2018 was a huge year for me in terms of how I saw myself as a runner and how I defined my relationship to running. For five years, I was running almost on my own, making up my own training plans based on online/magazine plans and books, and running with the goals of getting a new PR (personal record) and/or finishing with a smile. After 2017’s heart-breaking Chicago Marathon experience I decided that I needed to let go: not only of creating my own training plans, but also of the need to chase PRs.
Sure, the PRs are great and very satisfying, but they are also focused on one day and not always reflective of all the growth and changes that happen during an entire training cycle.
Following Chicago, I handed over the reigns of my training to Jessica of Sugar Runs Coaching. I went with Jessica as a coach because (1) she is a woman, (2) shes a strong runner herself, (3) from what I had seen on her Instagram account, she knows how to balance training with life (hello, wine!), and (4) she was on-board with coaching me to strength versus coaching me to a time-goal. We worked together for all of 2018 and, most impressively, she helped me find the joy in training for a full marathon. I’ve always grumbled my way through marathon training, but this year, with Jessica’s guidance, it all clicked and the weeks and miles went by without a single complaint about how much marathon training sucks.
The 2018 Chicago Marathon happened and, although it wasn’t the race I trained for in terms of time, it was the race I trained for in terms of strength. I wrote about my experience with the race here, but the end result with Chicago is that I ran strong and finished stronger. I have never been prouder of myself and of the effort that went into training for and finishing the race.
2018 running goal: run in a way that left me feeling strong, regardless of pace and race times. I’d like to think this goal was met every time I toed a start line and crossed a finish line.
2019 running goal: The 2018 goal will carry over into 2019, although I’d be lying if I said I wasn’t eyeing the half marathon and hoping to do big things at that distance. I’m picking 13.1 because (1) it’s my favorite distance, (2) training isn’t as intense as full marathon training, (3) it’s a long-enough distance to be a challenge, and (4) it’s also a short-enough distance that recovery is quick.
My favorite running memory from 2018: Convincing my dad and sister to run a 5K while I ran the 305 Half Marathon. The pictures of them running are hilarious and priceless.

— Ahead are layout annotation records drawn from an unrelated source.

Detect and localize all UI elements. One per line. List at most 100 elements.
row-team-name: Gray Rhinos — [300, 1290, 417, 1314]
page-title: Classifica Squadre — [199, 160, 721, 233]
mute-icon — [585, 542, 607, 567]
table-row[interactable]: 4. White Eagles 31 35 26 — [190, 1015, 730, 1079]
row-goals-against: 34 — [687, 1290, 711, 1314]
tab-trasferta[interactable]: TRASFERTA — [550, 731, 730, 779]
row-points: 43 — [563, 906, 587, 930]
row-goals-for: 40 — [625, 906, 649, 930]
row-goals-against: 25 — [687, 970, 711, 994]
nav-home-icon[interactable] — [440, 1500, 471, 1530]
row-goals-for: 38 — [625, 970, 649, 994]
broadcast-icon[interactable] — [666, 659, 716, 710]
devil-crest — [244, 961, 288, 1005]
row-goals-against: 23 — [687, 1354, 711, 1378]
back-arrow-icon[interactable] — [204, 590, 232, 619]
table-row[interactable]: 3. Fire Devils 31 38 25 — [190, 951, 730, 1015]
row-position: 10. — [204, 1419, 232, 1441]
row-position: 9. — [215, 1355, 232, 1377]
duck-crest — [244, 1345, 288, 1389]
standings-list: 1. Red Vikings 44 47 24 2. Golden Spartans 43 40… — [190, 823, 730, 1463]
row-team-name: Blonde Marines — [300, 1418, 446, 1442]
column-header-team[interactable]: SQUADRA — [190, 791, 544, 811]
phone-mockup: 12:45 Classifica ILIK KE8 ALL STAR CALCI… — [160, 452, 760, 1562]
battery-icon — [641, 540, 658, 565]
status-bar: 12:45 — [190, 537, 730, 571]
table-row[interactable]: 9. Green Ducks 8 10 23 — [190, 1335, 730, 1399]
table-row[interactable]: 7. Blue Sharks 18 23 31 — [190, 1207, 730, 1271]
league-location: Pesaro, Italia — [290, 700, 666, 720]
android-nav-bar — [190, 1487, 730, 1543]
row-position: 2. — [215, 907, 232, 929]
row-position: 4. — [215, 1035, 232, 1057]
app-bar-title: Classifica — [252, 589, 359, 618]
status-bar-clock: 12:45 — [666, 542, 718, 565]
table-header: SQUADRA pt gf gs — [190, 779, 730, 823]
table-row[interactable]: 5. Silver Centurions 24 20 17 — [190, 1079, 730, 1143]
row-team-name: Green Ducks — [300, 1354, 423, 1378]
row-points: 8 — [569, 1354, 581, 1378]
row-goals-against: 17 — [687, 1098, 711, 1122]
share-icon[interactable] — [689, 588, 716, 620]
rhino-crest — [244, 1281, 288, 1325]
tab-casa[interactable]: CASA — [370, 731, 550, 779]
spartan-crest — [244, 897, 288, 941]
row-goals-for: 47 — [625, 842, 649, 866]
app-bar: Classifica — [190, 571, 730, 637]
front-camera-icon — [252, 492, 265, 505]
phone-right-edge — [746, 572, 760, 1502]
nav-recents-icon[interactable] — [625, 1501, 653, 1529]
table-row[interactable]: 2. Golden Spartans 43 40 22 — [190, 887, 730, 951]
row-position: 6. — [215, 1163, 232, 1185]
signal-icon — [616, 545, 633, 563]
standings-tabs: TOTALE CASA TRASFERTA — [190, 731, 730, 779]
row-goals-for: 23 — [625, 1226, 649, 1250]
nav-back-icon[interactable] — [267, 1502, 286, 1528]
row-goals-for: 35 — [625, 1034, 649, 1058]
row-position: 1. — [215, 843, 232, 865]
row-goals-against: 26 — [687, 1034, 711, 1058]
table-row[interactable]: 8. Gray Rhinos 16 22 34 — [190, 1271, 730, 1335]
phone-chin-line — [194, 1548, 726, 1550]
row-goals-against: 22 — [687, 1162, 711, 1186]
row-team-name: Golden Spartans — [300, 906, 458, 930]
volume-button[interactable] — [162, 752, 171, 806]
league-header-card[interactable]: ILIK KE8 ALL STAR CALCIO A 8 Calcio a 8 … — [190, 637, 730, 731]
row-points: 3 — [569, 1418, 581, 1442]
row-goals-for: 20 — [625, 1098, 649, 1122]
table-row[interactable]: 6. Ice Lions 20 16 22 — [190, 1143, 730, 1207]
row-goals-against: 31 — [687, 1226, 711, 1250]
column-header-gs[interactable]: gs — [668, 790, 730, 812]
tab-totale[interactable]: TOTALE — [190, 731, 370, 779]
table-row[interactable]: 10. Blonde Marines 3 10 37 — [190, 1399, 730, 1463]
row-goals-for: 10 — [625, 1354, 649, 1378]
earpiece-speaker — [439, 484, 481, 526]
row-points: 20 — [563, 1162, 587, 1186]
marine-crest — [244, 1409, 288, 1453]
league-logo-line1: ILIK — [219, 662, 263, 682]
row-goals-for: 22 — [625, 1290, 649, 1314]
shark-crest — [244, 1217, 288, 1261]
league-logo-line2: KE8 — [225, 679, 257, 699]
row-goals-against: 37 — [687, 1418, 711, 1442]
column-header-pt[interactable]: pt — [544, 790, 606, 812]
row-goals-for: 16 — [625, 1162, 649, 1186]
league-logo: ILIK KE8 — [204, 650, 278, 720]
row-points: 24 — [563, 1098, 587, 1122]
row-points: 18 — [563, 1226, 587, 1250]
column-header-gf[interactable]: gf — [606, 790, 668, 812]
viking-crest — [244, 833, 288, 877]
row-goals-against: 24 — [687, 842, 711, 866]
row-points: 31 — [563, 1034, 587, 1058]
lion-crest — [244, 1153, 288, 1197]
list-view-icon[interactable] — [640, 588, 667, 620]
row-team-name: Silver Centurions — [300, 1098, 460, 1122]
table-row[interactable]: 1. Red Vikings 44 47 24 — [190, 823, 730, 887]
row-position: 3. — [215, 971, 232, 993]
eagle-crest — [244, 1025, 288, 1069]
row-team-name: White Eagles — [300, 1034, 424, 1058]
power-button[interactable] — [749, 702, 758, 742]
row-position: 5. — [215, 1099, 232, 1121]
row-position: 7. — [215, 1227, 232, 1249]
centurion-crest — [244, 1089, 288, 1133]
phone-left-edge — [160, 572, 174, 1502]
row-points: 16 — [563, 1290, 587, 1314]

Total Miles: somewhere around 1500.
2018 Race Roster:
Miami Half Marathon (January): 2:04:04
Princess 10K (February): 56:29
Princess Half Marathon (February): 2:18:15
305 Half Marathon (March): 1:53:35
Asheville Half Marathon (June): 2:07:24
Run 4 The Sea Virtual 5K (June): untimed
Chicago Full Marathon (October): 4:21:19
Halloween Half Marathon (October): 2:06:48
Turkey Trot 10K (November): 1:01:45
Islamorada Half Marathon (December): 2:01:35
MIA 5K (December): 25:32
Favorite race: 305 Half Marathon is a fun race with a beautiful course. Weather in Miami in March is great for running and nothing beats running along the water and incoming cruise ships.
Most challenging race: You’d think it would be the Chicago Marathon, but it was actually the Asheville Half Marathon. Running a course with hills and along the mountains was tough. I was also mentally beat before going into the race because delays in my husband’s travel plans brought me very close to not being able to run the race.
2019 Races:
Miami Half Marathon (January)
Princess Half Marathon (February)
305 Half Marathon (March)
I haven’t decided what races I’ll be doing beyond March, but I have a feeling they will be pretty amazing. I’d like to know where you are running and racing in 2019; maybe it will inspire me to run further and farther!